Jan Lievens (Leiden 1607–1674 Amsterdam)
Portrait of a Man, 1640s
Black chalk on cream laid paper
8 1/2 × 7 13/16 in. (216 × 198.4 mm)
Promised Gift from the Collection of Elizabeth and Jean-Marie Eveillard
Photo Joseph Coscia Jr.
As a young artist, Lievens worked alongside Rembrandt in his native Leiden before traveling to London, Antwerp, The Hague, Berlin, and other cities. Lievens was a painter, draftsman, and printmaker, and his work is characterized by a wide range of styles and subject matter. This sheet is part of a group of graphic portraits he produced over many years, inspired by Anthony van Dyck’s Iconographie, the celebrated printed series of portraits of cultural figures (including Lievens himself). Lievens’s drawing evokes a sense of informality both in its depiction of the sitter, with curly hair slightly disheveled, and in the sense of levity in the application of the black chalk lines. No related print or painting is known, and the unidentified sitter may have been among Lievens’s friends in Amsterdam. This drawing may have been made in the process of developing a more formal portrait; however, since Lievens signed his initials at left, it also serves as an independent work of art.
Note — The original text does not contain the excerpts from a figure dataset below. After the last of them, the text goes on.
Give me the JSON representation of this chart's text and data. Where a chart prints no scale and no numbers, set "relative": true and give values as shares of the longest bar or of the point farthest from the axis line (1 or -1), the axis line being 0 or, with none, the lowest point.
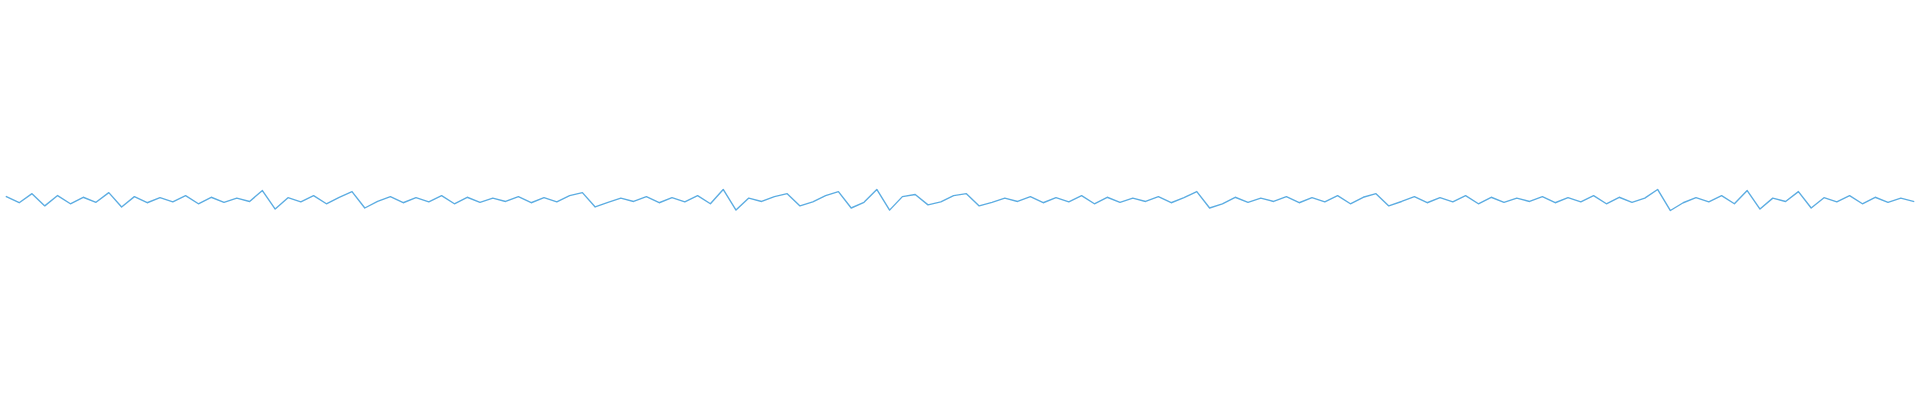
{
  "chart_data": {
    "type": "line",
    "relative": true,
    "color": "#5dade2",
    "categories": [
      null,
      null,
      null,
      null,
      null,
      null,
      null,
      null,
      null,
      null,
      null,
      null,
      null,
      null,
      null,
      null,
      null,
      null,
      null,
      null,
      null,
      null,
      null,
      null,
      null,
      null,
      null,
      null,
      null,
      null,
      null,
      null,
      null,
      null,
      null,
      null,
      null,
      null,
      null,
      null,
      null,
      null,
      null,
      null,
      null,
      null,
      null,
      null,
      null,
      null,
      null,
      null,
      null,
      null,
      null,
      null,
      null,
      null,
      null,
      null,
      null,
      null,
      null,
      null,
      null,
      null,
      null,
      null,
      null,
      null,
      null,
      null,
      null,
      null,
      null,
      null,
      null,
      null,
      null,
      null,
      null,
      null,
      null,
      null,
      null,
      null,
      null,
      null,
      null,
      null,
      null,
      null,
      null,
      null,
      null,
      null,
      null,
      null,
      null,
      null,
      null,
      null,
      null,
      null,
      null,
      null,
      null,
      null,
      null,
      null,
      null,
      null,
      null,
      null,
      null,
      null,
      null,
      null,
      null,
      null,
      null,
      null,
      null,
      null,
      null,
      null,
      null,
      null,
      null,
      null,
      null,
      null,
      null,
      null,
      null,
      null,
      null,
      null,
      null,
      null,
      null,
      null,
      null,
      null,
      null,
      null,
      null,
      null,
      null,
      null
    ],
    "values": [
      0.66,
      0.37,
      0.8,
      0.22,
      0.71,
      0.32,
      0.63,
      0.39,
      0.85,
      0.17,
      0.66,
      0.37,
      0.61,
      0.41,
      0.71,
      0.32,
      0.63,
      0.39,
      0.59,
      0.43,
      0.95,
      0.07,
      0.61,
      0.41,
      0.71,
      0.32,
      0.63,
      0.9,
      0.12,
      0.43,
      0.66,
      0.37,
      0.61,
      0.41,
      0.71,
      0.32,
      0.63,
      0.39,
      0.59,
      0.43,
      0.66,
      0.37,
      0.61,
      0.41,
      0.71,
      0.85,
      0.17,
      0.39,
      0.59,
      0.43,
      0.66,
      0.37,
      0.61,
      0.41,
      0.71,
      0.32,
      1.0,
      0.02,
      0.59,
      0.43,
      0.66,
      0.8,
      0.22,
      0.41,
      0.71,
      0.9,
      0.12,
      0.39,
      1.0,
      0.02,
      0.66,
      0.76,
      0.27,
      0.41,
      0.71,
      0.8,
      0.22,
      0.39,
      0.59,
      0.43,
      0.66,
      0.37,
      0.61,
      0.41,
      0.71,
      0.32,
      0.63,
      0.39,
      0.59,
      0.43,
      0.66,
      0.37,
      0.61,
      0.9,
      0.12,
      0.32,
      0.63,
      0.39,
      0.59,
      0.43,
      0.66,
      0.37,
      0.61,
      0.41,
      0.71,
      0.32,
      0.63,
      0.8,
      0.22,
      0.43,
      0.66,
      0.37,
      0.61,
      0.41,
      0.71,
      0.32,
      0.63,
      0.39,
      0.59,
      0.43,
      0.66,
      0.37,
      0.61,
      0.41,
      0.71,
      0.32,
      0.63,
      0.39,
      0.59,
      1.0,
      0.0,
      0.37,
      0.61,
      0.41,
      0.71,
      0.32,
      0.95,
      0.07,
      0.59,
      0.43,
      0.9,
      0.12,
      0.61,
      0.41,
      0.71,
      0.32,
      0.63,
      0.39,
      0.59,
      0.43
    ]
  }
}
Curator's Personal Reflection
Speaker: Aimee Ng, Curator
We don’t know who this man is, but—at least to me—he looks jolly, like he was a lot of fun. His curling hair seems to have a life of its own, captured in quick marks by the artist, who also notes the crinkles of crow’s feet at the corners of his eye, as if he is someone who laughs a lot. I’m struck by the way Lievens has portrayed him, relaxed, informal, and yet proud. He raises slightly one eyebrow, peering out at us—but really he must have been peering at Lievens himself, who may have been sitting across from him. I can almost hear Lievens instruct him to reach his hand across his chest, to grasp part of his clothing—a dignified gesture that adds visual interest to the expanse of his corpulent upper body, cloaked so nonchalantly with his coat.